Relevant to switching the lights off or dimming your room at the very least, avoid using your electronic gadgets like cell phones, television, and laptop or even lamps. They not only emit artificial lighting that could disrupt your melatonin, a chemical responsible for sleep, but they would likely distract your focus to sleep as you might again be tempted to scroll relentlessly through your feeds or random shows, etc. Before you know it, you have already decreased your sleeping time and disrupted your sleeping pattern as well.
Make it a point to put away your gadgets in a farther side of your room. As much as possible, do not use your phone as an alarm so you wouldn’t have to place it on your bedside and be tempted to use it before going to sleep. It is not only unhelpful to your sleeping pattern, but the radiation it emits will also be damaging to your brain. It can cause a headache and eyesore which is useless for you to get into a quick slumber.
The ideal room temperature to facilitate sleep faster is between 60 to 70 degrees Fahrenheit, but it also varies to the season or your preferences. A cold room will make it much easier to close your eyes and would also refrain you from sweating too much. Other than cooling the temperature of your room. You could also use a good bath to cool your body temperature. A night shower will help you drift off faster.
Practice Your Breathing
Practicing proper breathing is very beneficial to your mind and body. In meditation places for instance, like the Japanese Zen meditation, the first thing that they are going to teach you is to do proper breathing. Most of the time, the meditation process is all about you practicing and correcting you breathing and work your way to emptying your mind of worries. The idea is that you will have to be able to relax. Proper breathing helps you to relax.
In the same way, when trying to sleep faster, you have to signal your body that it is already time for it to have a good night sleep. And to do that, you have to be able to relax. Relaxation begins when you finally start to slow down and notice your breathing.
To practice proper breathing, what you have to do first is to notice the way you inhale and exhale the right amount of air. You have to breathe through your nose, and you could do some slow breathing first to expand your diagram. Notice how your belly rises and fall as you breathe in and out.

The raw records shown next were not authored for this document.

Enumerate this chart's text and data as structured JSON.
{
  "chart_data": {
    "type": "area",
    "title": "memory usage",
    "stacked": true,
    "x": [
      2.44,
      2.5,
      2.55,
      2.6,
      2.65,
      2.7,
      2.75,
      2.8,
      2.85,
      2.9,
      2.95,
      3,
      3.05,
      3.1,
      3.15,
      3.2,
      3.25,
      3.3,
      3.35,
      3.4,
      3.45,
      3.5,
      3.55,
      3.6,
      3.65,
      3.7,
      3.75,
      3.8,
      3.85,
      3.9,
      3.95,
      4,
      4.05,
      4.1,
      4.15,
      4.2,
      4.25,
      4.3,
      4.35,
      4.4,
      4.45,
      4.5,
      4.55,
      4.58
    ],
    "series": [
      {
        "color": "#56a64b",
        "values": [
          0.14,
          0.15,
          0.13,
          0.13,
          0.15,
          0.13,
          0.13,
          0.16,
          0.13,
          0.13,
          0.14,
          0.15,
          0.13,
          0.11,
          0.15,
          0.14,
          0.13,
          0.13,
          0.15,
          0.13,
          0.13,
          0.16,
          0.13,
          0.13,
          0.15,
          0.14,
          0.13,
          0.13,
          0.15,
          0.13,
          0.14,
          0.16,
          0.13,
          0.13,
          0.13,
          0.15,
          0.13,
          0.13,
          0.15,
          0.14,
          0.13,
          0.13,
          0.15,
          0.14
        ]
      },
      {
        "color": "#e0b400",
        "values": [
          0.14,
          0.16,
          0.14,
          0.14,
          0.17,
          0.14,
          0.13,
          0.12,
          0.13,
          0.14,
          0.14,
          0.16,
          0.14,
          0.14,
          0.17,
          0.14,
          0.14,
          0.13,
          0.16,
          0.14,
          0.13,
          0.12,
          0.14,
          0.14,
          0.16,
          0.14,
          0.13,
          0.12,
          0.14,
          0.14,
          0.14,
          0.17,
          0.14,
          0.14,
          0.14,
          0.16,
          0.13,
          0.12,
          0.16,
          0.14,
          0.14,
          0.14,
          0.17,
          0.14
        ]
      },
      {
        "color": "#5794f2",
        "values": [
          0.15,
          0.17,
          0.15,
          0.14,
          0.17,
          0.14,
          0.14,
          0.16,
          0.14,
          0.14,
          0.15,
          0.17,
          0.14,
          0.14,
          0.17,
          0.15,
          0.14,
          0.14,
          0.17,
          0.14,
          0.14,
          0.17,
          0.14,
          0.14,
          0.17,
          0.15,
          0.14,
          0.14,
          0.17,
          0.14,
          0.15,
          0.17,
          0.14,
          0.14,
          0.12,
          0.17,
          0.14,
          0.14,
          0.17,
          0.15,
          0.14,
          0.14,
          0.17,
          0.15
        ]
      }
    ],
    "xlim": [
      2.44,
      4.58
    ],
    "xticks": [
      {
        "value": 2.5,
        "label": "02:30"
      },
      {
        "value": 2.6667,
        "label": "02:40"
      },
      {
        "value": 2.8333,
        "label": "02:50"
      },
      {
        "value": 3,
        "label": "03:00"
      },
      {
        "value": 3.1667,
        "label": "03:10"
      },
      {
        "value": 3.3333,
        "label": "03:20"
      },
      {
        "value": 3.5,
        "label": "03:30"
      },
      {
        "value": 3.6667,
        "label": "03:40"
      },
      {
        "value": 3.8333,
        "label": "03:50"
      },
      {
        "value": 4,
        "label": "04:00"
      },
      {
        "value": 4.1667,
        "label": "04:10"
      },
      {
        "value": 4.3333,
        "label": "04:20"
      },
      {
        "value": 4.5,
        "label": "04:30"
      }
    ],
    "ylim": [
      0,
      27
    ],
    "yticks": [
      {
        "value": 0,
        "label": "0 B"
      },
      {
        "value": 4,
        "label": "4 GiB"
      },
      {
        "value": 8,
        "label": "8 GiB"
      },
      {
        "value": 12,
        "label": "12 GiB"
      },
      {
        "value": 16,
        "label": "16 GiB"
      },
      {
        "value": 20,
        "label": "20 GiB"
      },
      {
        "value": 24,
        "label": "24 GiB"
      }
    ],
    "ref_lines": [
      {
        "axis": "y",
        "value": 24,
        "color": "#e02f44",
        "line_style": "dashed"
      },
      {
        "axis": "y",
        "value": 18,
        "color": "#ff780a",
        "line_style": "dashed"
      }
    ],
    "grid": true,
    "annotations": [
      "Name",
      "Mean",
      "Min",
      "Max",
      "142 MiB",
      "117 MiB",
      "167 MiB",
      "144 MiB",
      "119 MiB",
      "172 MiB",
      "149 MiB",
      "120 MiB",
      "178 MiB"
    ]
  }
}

You know it is correct when your belly rises when you inhale, and falls or contracts when you exhale. If you are doing it the other way around, then you have just figured out that you’re not doing it right. There are many benefits to practicing proper breathing, and one is making sure you fall asleep faster.
Eat the Right Food
Your diet is also an essential factor in your sleeping pattern. Some foods can keep you awake at night. These foods include those that are too spicy as they can make you feel an acidic and heated sensation in your stomach will, in turn, leave you feeling a bit warm and uncomfortable. Foods that are fried and are heavy on sodium and fats can also be a factor of losing sleep as they may interfere with digestion. On top of the list is, of course, the caffeine-based foods or beverages such as coffee, sodas, and dark chocolates. Make it a point to consume milk or water instead before hitting the bed.
If you have tried all the tricks mentioned above and still somehow it could nor facilitate your sleep, then maybe it because of a biological factor. If so, consult your doctor so they could give help you asses your health and underlying factors of sleeplessness. They could suggest your medications, and you could as well make use of sleep aid drug coupons for your prescriptions.
It is essential to get proper sleep for you will feel less stressed and well rested in a day. If you get the right amount of sleep each day, you’ll be more productive and happier to manage your daily tasks. Try these tips at night and enjoy a good night’s rest.